5. Aux termes de l'article L. 262-46 du code de l'action sociale et des familles : " Tout paiement indu de revenu de solidarité active est récupéré par l'organisme chargé du service de celui-ci ainsi que, dans les conditions définies au présent article, par les collectivités débitrices du revenu de solidarité active. / () / La créance peut être remise ou réduite par le président du conseil départemental en cas de bonne foi ou de précarité de la situation du débiteur, sauf si cette créance résulte d'une manœuvre frauduleuse ou d'une fausse déclaration. ".

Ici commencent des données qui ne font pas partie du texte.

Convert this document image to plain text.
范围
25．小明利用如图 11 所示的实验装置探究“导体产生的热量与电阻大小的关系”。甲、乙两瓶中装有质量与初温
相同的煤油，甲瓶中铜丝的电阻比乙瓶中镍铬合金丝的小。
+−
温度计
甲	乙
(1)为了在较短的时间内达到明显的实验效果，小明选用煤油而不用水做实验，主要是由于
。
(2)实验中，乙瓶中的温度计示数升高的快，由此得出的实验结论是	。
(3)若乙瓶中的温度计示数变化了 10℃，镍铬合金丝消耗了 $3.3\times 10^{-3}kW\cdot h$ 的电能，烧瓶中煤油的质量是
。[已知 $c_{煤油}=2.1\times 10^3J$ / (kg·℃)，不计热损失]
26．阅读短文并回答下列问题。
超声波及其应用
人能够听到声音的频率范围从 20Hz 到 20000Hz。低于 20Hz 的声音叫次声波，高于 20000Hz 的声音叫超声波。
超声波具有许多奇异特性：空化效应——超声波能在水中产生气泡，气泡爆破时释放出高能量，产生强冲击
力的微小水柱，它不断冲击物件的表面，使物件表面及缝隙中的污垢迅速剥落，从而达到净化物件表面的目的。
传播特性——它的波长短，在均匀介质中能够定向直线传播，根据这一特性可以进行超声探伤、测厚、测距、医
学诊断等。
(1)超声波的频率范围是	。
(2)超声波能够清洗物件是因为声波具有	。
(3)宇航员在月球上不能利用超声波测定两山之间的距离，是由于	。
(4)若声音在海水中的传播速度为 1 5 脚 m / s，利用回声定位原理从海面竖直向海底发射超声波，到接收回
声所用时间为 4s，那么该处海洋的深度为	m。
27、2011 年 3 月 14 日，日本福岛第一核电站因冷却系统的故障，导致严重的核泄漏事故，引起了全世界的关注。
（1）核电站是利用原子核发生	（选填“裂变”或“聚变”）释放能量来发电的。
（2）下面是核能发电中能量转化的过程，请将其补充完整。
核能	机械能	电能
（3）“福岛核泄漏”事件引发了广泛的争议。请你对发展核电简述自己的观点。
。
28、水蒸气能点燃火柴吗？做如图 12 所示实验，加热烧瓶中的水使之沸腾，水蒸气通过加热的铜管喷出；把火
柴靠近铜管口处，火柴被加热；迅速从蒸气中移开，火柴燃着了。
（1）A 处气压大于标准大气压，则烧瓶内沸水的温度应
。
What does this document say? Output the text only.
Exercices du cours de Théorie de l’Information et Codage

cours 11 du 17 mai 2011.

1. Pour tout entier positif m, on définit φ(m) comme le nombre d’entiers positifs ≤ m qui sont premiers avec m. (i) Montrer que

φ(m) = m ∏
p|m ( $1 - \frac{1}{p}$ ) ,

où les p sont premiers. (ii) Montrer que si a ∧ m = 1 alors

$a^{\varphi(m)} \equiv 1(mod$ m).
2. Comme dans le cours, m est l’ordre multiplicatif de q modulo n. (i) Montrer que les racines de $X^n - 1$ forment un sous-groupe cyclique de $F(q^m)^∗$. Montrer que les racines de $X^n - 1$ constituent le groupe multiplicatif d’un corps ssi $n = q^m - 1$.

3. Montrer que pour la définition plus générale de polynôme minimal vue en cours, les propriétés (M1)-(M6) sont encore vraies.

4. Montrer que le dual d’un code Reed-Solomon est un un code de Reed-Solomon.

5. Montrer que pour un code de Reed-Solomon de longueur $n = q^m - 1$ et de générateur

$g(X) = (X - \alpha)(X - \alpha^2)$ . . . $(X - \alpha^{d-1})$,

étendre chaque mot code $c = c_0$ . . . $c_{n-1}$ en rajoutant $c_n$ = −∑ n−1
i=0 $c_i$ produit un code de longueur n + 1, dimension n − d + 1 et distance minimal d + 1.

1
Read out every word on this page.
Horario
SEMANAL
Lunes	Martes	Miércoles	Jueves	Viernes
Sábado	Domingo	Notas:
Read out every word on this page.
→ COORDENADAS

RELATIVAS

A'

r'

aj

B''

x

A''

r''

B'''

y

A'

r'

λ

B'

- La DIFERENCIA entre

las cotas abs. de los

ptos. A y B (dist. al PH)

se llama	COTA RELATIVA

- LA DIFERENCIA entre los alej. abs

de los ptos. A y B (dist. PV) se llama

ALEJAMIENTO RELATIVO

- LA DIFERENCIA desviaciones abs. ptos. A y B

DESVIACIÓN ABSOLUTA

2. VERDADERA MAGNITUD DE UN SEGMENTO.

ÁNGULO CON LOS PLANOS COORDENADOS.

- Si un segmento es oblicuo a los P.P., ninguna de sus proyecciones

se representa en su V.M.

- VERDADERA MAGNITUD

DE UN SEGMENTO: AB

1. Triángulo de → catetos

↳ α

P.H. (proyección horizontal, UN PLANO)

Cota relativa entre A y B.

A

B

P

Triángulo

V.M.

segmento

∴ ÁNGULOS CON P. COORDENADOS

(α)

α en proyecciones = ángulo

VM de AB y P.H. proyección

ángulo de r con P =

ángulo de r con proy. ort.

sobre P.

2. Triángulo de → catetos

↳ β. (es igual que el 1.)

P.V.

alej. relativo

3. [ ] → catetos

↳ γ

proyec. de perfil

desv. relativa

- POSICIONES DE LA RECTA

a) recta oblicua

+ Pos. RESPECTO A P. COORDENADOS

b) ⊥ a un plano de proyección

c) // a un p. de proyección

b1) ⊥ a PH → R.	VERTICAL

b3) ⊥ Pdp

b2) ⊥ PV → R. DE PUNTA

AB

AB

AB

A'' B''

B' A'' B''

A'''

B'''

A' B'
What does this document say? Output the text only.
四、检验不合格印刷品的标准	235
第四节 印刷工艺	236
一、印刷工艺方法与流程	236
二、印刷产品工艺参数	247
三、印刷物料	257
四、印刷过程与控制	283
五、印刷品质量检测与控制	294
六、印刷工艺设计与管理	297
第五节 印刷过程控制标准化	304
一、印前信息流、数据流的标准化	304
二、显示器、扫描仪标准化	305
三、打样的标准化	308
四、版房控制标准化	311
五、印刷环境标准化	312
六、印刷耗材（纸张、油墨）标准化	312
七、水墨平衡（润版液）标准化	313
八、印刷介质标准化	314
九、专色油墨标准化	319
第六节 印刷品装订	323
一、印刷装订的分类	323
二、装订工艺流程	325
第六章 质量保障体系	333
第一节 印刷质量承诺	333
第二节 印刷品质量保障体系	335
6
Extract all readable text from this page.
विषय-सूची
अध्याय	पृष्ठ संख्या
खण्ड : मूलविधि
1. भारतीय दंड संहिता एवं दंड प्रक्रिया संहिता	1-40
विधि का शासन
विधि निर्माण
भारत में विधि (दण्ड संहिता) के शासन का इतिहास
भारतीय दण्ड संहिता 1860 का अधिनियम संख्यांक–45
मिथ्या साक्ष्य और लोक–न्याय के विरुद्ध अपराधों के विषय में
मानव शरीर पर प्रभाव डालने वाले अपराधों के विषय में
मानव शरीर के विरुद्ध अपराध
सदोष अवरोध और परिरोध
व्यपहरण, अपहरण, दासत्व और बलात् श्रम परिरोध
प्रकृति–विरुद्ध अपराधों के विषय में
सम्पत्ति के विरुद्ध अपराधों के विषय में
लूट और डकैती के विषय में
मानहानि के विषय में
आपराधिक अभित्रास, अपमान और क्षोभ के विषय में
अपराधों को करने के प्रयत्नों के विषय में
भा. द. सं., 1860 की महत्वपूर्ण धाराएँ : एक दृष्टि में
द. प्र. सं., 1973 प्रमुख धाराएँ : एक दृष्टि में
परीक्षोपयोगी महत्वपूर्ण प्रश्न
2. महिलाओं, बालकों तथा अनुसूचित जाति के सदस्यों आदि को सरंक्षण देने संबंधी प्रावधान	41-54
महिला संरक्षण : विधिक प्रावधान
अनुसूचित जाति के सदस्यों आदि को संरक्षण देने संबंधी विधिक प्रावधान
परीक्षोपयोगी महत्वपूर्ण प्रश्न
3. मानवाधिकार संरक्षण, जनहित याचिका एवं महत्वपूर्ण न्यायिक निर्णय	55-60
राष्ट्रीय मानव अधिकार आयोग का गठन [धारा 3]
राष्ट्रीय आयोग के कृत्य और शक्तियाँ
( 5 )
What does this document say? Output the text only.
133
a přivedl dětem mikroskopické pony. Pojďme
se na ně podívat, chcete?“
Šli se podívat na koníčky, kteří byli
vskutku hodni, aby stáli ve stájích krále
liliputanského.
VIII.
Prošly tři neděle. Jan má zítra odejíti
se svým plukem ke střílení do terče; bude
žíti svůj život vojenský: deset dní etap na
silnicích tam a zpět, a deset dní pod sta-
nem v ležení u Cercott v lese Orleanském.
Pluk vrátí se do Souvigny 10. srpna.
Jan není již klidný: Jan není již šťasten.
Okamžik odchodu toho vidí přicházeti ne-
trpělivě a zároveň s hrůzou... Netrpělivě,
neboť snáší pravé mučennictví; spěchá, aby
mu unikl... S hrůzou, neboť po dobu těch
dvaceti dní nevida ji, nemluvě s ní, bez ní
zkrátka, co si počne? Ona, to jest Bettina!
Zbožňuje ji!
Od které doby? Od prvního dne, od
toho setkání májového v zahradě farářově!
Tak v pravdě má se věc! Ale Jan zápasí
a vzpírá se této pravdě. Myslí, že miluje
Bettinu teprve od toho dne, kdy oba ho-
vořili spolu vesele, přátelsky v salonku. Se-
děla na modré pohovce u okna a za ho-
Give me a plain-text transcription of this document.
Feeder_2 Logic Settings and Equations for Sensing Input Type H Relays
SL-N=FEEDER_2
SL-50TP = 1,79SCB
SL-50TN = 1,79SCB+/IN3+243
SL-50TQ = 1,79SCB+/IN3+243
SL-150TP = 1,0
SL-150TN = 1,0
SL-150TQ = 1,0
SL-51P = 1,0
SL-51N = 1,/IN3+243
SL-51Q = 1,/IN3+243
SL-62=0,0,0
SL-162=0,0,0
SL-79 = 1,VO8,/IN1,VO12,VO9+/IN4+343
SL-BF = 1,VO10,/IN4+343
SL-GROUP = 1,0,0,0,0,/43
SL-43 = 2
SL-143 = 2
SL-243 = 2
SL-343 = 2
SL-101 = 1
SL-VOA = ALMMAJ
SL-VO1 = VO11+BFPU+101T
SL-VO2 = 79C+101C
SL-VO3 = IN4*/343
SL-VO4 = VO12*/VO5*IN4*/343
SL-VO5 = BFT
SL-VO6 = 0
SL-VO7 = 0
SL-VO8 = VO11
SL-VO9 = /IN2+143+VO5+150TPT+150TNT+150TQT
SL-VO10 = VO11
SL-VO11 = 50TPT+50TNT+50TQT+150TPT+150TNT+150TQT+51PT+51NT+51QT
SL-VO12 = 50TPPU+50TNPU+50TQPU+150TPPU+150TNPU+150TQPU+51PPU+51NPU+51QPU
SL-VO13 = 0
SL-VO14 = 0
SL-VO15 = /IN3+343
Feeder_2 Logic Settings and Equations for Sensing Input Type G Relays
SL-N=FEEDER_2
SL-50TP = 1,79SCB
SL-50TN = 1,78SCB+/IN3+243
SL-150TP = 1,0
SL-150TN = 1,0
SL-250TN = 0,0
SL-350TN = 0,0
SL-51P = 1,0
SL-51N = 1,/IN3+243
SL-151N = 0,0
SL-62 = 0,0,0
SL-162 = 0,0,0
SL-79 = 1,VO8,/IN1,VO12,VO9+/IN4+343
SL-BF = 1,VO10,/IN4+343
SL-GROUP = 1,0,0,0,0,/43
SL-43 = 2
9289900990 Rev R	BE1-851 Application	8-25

6. Lorsqu'il statue sur un recours dirigé contre une décision rejetant une demande de remise gracieuse d'un indu de revenu de solidarité active, il appartient au juge administratif d'examiner si une remise gracieuse totale ou partielle est justifiée et de se prononcer lui-même sur la demande en recherchant si, au regard des circonstances de fait dont il est justifié par l'une et l'autre parties à la date de sa propre décision, la situation de précarité du débiteur et sa bonne foi justifient que lui soit accordée une remise. Lorsque l'indu résulte de ce que l'allocataire a omis de déclarer certaines de ses ressources, il y a lieu, pour apprécier la condition de bonne foi de l'intéressé, hors les hypothèses où les omissions déclaratives révèlent une volonté manifeste de dissimulation ou, à l'inverse, portent sur des ressources dépourvues d'incidence sur le droit de l'intéressé à la prime d'activité ou sur son montant, de tenir compte de la nature des ressources ainsi omises, de l'information reçue et de la présentation du formulaire de déclaration des ressources, du caractère réitéré ou non de l'omission, des justifications données par l'intéressé ainsi que de toute autre circonstance de nature à établir que l'allocataire pouvait de bonne foi ignorer qu'il était tenu de déclarer les ressources omises. A cet égard, si l'allocataire a pu légitimement, notamment eu égard à la nature du revenu en cause et de l'information reçue, ignorer qu'il était tenu de déclarer les ressources omises, la réitération de l'omission ne saurait alors suffire à caractériser une fausse déclaration.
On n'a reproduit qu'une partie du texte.